Configurations, based on public health core functions, were established using linear regression and qualitative comparative analysis. The dependent variable was a holistic measure of change in a state population's health status.
State agencies that most completely adopted a public health model emphasizing assessment, assurance and policy development also experienced significant improvements in their population health measures.

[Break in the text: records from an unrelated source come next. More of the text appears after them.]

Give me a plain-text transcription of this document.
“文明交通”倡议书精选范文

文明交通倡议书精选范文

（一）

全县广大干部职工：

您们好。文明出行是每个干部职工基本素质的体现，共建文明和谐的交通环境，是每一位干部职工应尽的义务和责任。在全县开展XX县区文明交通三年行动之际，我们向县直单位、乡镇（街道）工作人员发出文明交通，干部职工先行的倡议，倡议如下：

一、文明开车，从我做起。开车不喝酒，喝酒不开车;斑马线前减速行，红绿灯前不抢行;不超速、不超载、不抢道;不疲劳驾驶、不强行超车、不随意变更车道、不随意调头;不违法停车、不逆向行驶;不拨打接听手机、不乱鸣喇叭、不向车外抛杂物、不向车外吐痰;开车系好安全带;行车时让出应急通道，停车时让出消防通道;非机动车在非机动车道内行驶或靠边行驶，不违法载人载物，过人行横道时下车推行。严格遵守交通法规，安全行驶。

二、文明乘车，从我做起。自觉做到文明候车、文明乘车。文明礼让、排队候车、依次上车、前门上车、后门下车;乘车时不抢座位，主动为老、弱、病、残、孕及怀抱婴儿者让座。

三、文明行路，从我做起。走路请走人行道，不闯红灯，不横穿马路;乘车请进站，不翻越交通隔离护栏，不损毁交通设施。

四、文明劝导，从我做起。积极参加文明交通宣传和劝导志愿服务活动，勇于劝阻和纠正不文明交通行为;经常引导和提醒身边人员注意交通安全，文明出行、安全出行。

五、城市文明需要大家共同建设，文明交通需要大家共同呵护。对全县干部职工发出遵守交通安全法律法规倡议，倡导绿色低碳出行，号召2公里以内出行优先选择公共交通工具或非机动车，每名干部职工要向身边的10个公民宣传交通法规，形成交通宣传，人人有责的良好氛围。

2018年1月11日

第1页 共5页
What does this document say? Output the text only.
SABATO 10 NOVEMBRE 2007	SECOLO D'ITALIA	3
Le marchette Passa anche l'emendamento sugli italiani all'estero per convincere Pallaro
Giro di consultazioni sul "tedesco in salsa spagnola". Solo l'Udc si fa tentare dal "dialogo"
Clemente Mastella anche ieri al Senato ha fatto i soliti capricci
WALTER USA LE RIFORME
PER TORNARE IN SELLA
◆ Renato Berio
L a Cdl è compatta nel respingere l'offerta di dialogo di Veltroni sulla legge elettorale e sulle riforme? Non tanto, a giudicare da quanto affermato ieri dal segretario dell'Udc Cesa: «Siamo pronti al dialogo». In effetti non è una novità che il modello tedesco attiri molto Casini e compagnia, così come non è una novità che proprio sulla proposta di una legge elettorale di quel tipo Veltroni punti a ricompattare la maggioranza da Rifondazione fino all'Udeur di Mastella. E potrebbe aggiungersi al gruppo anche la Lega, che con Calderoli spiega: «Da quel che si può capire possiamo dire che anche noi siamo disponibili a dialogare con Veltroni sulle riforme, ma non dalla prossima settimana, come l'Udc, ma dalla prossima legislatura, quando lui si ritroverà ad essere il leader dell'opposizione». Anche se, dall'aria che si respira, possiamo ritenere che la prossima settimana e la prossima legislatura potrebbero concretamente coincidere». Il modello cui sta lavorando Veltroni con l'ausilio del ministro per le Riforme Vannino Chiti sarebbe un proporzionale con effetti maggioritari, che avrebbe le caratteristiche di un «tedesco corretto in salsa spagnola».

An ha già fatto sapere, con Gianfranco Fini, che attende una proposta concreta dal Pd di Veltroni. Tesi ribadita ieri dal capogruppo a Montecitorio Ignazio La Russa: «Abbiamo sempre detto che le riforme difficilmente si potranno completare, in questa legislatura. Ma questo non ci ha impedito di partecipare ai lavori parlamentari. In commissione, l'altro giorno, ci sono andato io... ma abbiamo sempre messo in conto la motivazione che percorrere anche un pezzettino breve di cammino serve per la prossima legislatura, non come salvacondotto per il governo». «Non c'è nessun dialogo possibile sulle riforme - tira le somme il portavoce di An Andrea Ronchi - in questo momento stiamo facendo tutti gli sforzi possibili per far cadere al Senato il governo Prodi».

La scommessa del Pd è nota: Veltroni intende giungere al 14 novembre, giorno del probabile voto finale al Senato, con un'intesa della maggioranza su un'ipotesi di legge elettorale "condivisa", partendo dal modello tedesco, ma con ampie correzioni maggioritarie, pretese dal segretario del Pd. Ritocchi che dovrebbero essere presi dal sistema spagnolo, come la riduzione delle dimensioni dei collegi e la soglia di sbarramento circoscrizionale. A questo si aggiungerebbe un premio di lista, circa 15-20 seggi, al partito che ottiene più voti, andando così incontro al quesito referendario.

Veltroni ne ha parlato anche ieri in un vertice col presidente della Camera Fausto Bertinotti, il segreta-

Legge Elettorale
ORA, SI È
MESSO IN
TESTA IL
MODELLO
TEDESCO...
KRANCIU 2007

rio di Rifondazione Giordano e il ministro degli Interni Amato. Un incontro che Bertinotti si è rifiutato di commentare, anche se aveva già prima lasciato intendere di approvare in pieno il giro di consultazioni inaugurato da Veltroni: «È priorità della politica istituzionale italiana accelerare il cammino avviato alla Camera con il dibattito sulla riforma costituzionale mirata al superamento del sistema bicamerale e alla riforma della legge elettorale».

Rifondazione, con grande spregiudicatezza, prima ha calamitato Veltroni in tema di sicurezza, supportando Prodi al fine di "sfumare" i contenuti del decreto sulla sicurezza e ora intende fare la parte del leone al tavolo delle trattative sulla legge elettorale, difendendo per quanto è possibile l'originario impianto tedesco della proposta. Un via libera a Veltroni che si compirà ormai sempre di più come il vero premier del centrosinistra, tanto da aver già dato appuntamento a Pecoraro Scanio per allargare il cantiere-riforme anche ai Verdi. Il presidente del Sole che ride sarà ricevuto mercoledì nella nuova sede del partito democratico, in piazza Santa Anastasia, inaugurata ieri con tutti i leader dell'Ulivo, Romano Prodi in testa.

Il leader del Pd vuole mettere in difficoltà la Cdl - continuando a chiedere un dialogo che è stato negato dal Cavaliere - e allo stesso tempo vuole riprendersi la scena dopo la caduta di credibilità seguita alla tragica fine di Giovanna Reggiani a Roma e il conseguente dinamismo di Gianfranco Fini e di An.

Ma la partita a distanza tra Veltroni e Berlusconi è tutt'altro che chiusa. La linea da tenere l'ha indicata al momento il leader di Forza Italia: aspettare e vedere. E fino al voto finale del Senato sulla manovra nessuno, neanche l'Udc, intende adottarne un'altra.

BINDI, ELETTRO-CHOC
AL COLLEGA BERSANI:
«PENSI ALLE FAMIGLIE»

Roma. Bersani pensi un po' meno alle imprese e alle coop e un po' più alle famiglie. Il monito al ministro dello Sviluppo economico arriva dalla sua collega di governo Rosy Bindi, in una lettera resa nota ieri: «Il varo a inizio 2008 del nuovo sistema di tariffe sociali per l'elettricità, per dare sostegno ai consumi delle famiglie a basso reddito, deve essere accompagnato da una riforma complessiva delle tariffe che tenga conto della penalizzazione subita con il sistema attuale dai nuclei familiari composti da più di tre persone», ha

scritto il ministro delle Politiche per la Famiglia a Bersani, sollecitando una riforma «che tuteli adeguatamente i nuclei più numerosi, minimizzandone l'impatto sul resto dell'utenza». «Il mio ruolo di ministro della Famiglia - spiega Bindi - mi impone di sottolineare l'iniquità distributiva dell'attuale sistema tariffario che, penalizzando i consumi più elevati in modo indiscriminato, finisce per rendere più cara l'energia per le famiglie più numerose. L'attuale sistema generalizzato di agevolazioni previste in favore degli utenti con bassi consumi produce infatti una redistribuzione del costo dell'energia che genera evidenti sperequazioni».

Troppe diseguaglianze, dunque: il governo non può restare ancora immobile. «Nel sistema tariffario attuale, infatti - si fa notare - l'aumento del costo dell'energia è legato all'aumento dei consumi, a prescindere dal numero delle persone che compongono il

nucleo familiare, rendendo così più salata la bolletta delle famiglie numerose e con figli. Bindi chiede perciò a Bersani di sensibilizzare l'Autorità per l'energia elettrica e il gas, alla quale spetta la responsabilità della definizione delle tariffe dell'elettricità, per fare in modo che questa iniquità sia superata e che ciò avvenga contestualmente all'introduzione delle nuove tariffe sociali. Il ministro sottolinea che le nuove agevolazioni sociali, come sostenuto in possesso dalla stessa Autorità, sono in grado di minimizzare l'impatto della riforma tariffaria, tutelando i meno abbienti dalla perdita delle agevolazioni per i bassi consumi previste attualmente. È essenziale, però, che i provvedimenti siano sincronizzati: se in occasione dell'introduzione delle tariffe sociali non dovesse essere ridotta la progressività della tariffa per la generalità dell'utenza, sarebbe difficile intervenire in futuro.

State agencies that more completely adopted the IOM's public health core functions had a concomitant improvement in their populations' health statuses. Further research to explore if there is a causal link between adoption of the core functions and positive health impacts is warranted.
本文旨在调查州卫生机构对美国医学研究所(IOM)报告《公共卫生的未来》建议的遵循情况与其人口健康变化之间的关系。
数据取自机构跨越5年的计划、预算、年度报告等。同期人口健康综合变化指标来自联合健康集团的年度调查。
基于公共卫生核心职能,运用线性回归和定性比较分析确定配置情况。因变量是一个州人口健康状况变化的整体指标。
最全面采用强调评估、保障和政策制定的公共卫生模式的州机构,其人口健康指标也有显著改善。
更全面采用IOM公共卫生核心职能的州机构,其人口健康状况也随之改善。有必要进一步研究以探索采用核心职能与积极健康影响之间是否存在因果关系。